Tatsächlich war der Mann noch vor dem Abendbrot verschwunden. Alles was von ihm geblieben war, war eine niedergetrampelte Stelle im Blumenbeet. Schon nach ein paar Tagen war ich mir nicht mehr sicher, ob da draußen tatsächlich ein Mann gelegen hatte… oder ob das auch nur so eine Geschichte war wie die von den grünen Sittichen. Ein Jahr später hielt meine Mutter einen Brief in den Händen, der an einem Blumenstrauß geheftet war. Der Mann, aus den Rabatten, der sich als stadtbekannter Anwalt entpuppte, entschuldigte sich darin, ihr Beet zerdrückt zu haben und bot eine Entschädigung an. Lachend platzierte meine Mutter die Blumen auf dem Verandatisch. Im Beet erinnerte längst nichts mehr an den ungewöhnlichen Übernachtungsgast. Da, wo der Unbekannte sich niedergelegt hatte wuchsen Herbstastern und Husarenköpfchen. Mama schnupperte an den Bouquet und schaute interessiert den Sittichen nach, die sich mal wieder im Birnbaum niedergelassen hatten, als sähe sie diese zum ersten Mal.  

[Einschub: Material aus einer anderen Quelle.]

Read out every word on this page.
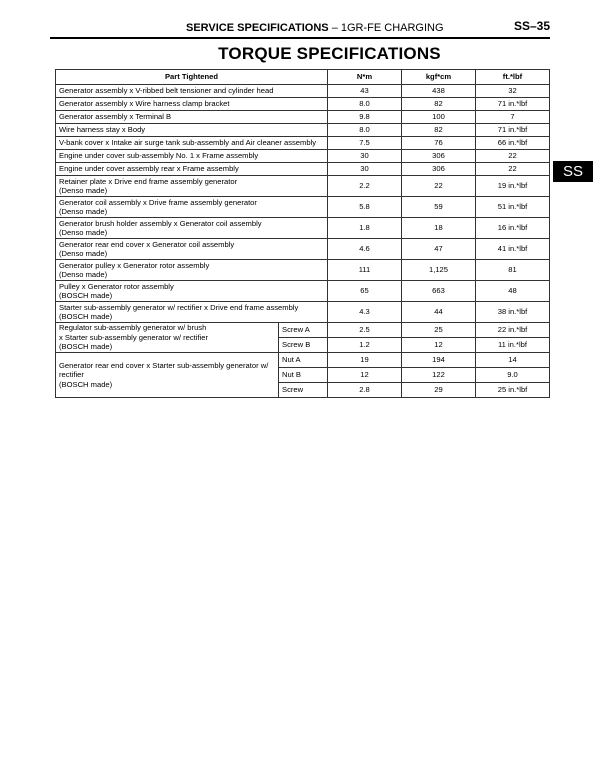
SERVICE SPECIFICATIONS – 1GR-FE CHARGING	SS–35
TORQUE SPECIFICATIONS
SS
Part Tightened		N*m	kgf*cm	ft.*lbf

Generator assembly x V-ribbed belt tensioner and cylinder head		43	438	32

Generator assembly x Wire harness clamp bracket		8.0	82	71 in.*lbf

Generator assembly x Terminal B		9.8	100	7

Wire harness stay x Body		8.0	82	71 in.*lbf

V-bank cover x Intake air surge tank sub-assembly and Air cleaner assembly		7.5	76	66 in.*lbf

Engine under cover sub-assembly No. 1 x Frame assembly		30	306	22

Engine under cover assembly rear x Frame assembly		30	306	22

Retainer plate x Drive end frame assembly generator
(Denso made)		2.2	22	19 in.*lbf

Generator coil assembly x Drive frame assembly generator
(Denso made)		5.8	59	51 in.*lbf

Generator brush holder assembly x Generator coil assembly
(Denso made)		1.8	18	16 in.*lbf

Generator rear end cover x Generator coil assembly
(Denso made)		4.6	47	41 in.*lbf

Generator pulley x Generator rotor assembly
(Denso made)		111	1,125	81

Pulley x Generator rotor assembly
(BOSCH made)		65	663	48

Starter sub-assembly generator w/ rectifier x Drive end frame assembly
(BOSCH made)		4.3	44	38 in.*lbf

Regulator sub-assembly generator w/ brush
x Starter sub-assembly generator w/ rectifier
(BOSCH made)	Screw A	2.5	25	22 in.*lbf
	Screw B	1.2	12	11 in.*lbf

Generator rear end cover x Starter sub-assembly generator w/
rectifier
(BOSCH made)	Nut A	19	194	14
	Nut B	12	122	9.0
	Screw	2.8	29	25 in.*lbf
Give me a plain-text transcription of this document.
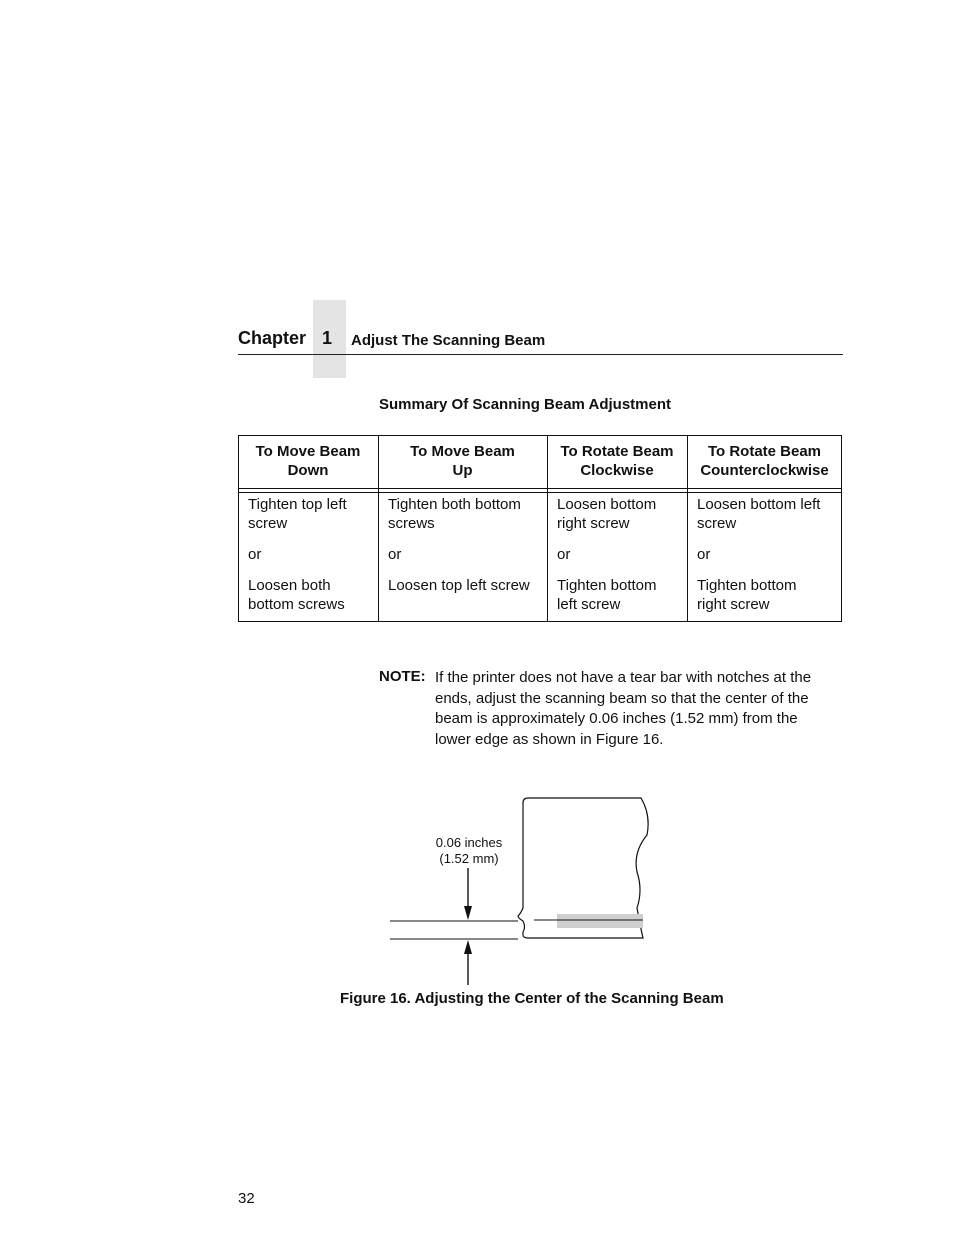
Chapter 1	Adjust The Scanning Beam
Summary Of Scanning Beam Adjustment
To Move Beam
Down
Tighten top left
screw
or
Loosen both
bottom screws
To Move Beam
Up
Tighten both bottom
screws
or
Loosen top left screw
To Rotate Beam
Clockwise
Loosen bottom
right screw
or
Tighten bottom
left screw
To Rotate Beam
Counterclockwise
Loosen bottom left
screw
or
Tighten bottom
right screw
NOTE: If the printer does not have a tear bar with notches at the
ends, adjust the scanning beam so that the center of the
beam is approximately 0.06 inches (1.52 mm) from the
lower edge as shown in Figure 16.
0.06 inches
(1.52 mm)
Figure 16. Adjusting the Center of the Scanning Beam
32
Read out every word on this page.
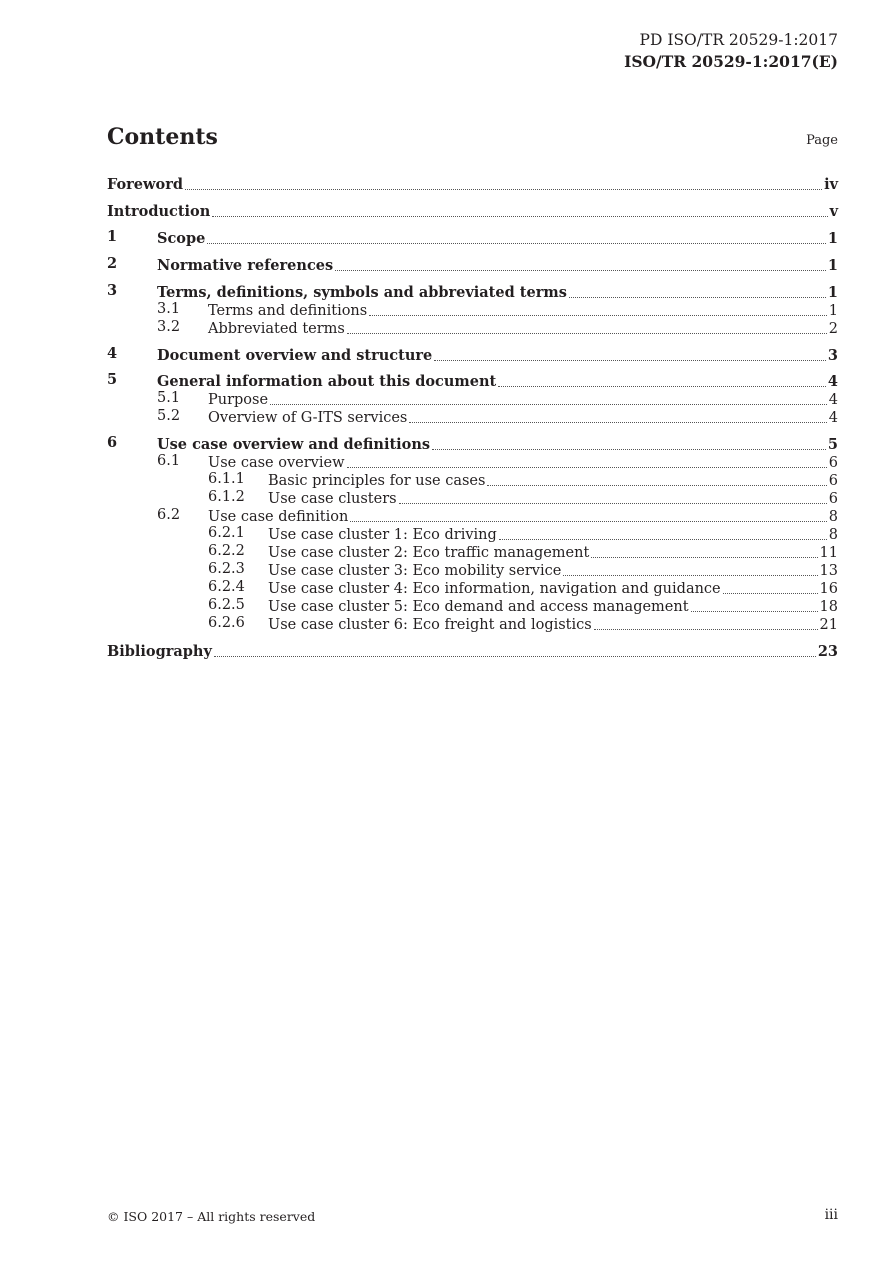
PD ISO/TR 20529-1:2017
ISO/TR 20529-1:2017(E)
Contents	Page
Foreword	iv
Introduction	v
1	Scope	1
2	Normative references	1
3	Terms, definitions, symbols and abbreviated terms	1
3.1 Terms and definitions	1
3.2 Abbreviated terms	2
4	Document overview and structure	3
5	General information about this document	4
5.1 Purpose	4
5.2 Overview of G-ITS services	4
6	Use case overview and definitions	5
6.1 Use case overview	6
6.1.1 Basic principles for use cases	6
6.1.2 Use case clusters	6
6.2 Use case definition	8
6.2.1 Use case cluster 1: Eco driving	8
6.2.2 Use case cluster 2: Eco traffic management	11
6.2.3 Use case cluster 3: Eco mobility service	13
6.2.4 Use case cluster 4: Eco information, navigation and guidance	16
6.2.5 Use case cluster 5: Eco demand and access management	18
6.2.6 Use case cluster 6: Eco freight and logistics	21
Bibliography	23
© ISO 2017 – All rights reserved	iii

„Ob sie hier überwintern können?“, überlegte sie. Aber was war das? Da oben im Birnbaum wuchsen merkwürdige Birnen. Orange waren sie und ungewöhnlich groß. Dabei war die Birnenernte doch längst vorbei! Da der Birnbaum eine stattliche Höhe hatte und noch nicht einmal von meiner Schwester erklommen werden konnte, holte mein Vater Bildband und Fernglas und stellte fest: im Baum wuchsen keine Birnen. Kürbisse waren daran hoch Richtung Sonne geklettert.